Additionally, we have implemented a new settings experience, providing an improved interface, removing the need to manually edit the underlying JSON for common settings, whilst retaining the ability to make changes or add additional configuration manually if you need to.



Localization


 


In addition to the existing capability for developers to localize their bots, multilingual support has now been added to the Composer UI! You can now choose from a long list of available languages within the Application Settings pane to change the language displayed within Composer.


 


languages.png


 


Preview features


 


As part of version 1.3, you can now choose to enable one or more preview features by choosing preview feature flags within the Composer settings page. These features are designed to give you early access and a chance to try what we are working on right now for future Composer releases. The following preview feature flags are now available.


 



  • Form Dialogs – Automatically generate a sophisticated dialog by simply providing the properties that you would like customers to provide as part of the conversation, with Composer then generating the appropriate dialog, language understanding (to enable dis-ambiguation and interruption scenarios) and bot responses (.lg files) assets.


  • Orchestrator – A new top-level recognizer which can help to arbitrate (dispatch) between multiple LUIS and QnA Maker models to ensure accurate routing of user requests to the appropriate language model or skill.
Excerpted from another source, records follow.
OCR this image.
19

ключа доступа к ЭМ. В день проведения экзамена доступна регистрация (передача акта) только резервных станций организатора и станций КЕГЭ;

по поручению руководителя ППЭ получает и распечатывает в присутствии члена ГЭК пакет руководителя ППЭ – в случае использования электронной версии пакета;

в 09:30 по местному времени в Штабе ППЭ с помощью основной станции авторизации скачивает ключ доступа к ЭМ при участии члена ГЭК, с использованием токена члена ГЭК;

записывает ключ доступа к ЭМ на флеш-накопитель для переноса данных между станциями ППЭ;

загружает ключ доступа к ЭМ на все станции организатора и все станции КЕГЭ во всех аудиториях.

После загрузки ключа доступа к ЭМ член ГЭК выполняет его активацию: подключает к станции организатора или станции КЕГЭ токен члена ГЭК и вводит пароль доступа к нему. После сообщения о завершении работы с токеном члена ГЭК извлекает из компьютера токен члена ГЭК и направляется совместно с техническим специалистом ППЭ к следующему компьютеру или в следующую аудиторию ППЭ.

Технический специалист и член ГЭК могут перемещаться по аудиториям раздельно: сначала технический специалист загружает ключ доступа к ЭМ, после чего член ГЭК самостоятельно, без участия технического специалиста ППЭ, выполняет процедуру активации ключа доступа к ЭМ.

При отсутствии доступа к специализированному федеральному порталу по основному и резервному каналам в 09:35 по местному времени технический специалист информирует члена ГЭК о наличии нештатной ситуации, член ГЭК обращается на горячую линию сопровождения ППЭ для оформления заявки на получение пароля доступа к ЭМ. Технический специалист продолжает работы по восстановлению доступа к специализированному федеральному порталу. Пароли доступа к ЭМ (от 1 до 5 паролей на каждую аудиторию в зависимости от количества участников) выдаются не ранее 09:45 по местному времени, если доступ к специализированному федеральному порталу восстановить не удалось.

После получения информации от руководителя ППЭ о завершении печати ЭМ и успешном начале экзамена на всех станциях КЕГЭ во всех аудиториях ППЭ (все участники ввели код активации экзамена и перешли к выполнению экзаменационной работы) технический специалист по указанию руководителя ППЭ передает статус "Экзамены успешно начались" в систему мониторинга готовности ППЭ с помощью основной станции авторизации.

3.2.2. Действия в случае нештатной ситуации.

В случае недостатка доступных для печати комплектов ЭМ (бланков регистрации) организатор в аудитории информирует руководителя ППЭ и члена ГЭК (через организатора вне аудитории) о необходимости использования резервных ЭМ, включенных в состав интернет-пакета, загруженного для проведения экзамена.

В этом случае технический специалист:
  • Package Manager – Developers can now discover and install packages from NuGet / NPM that contain re-usable assets, including dialogs, custom actions and .LG (language generation) files, that can be utilized by their bots. Once installed, assets contained within a package become available for use within a bot. Moving forward, we will provide guidance for how you can create and publish your own packages (including to internal feeds if desired), as well as making available a number of packages covering common scenarios that will ship with Composer.

    package-manager.PNG


  • Conversational core template – Built on the new package capabilities, surfaced via the preview of the Package Manager, we are developing a new component model for bot development using re-usable building blocks (packages). With this preview, users can create a bot using the new conversational core template which consists of a configurable runtime that can be extended with packages or importing additional skills.



Help us to improve Composer!

Within this release we have enabled the ability for users of Composer to opt in to sending usage information to us, to allow us to better understand how Composer is used. As we gather this telemetry, we can use it as an additional signal to help us prioritize our efforts in future releases and ensure we are focusing on the right features. You can help us by opting into providing usage data via the Data Collection section of the Composer settings page.


 


Finally, a huge thank you to all of our users for your support and feedback during 2020 – we are excited to bring more significant updates to you as we move into 2021. Happy Holidays to everyone from the entire Conversational AI team!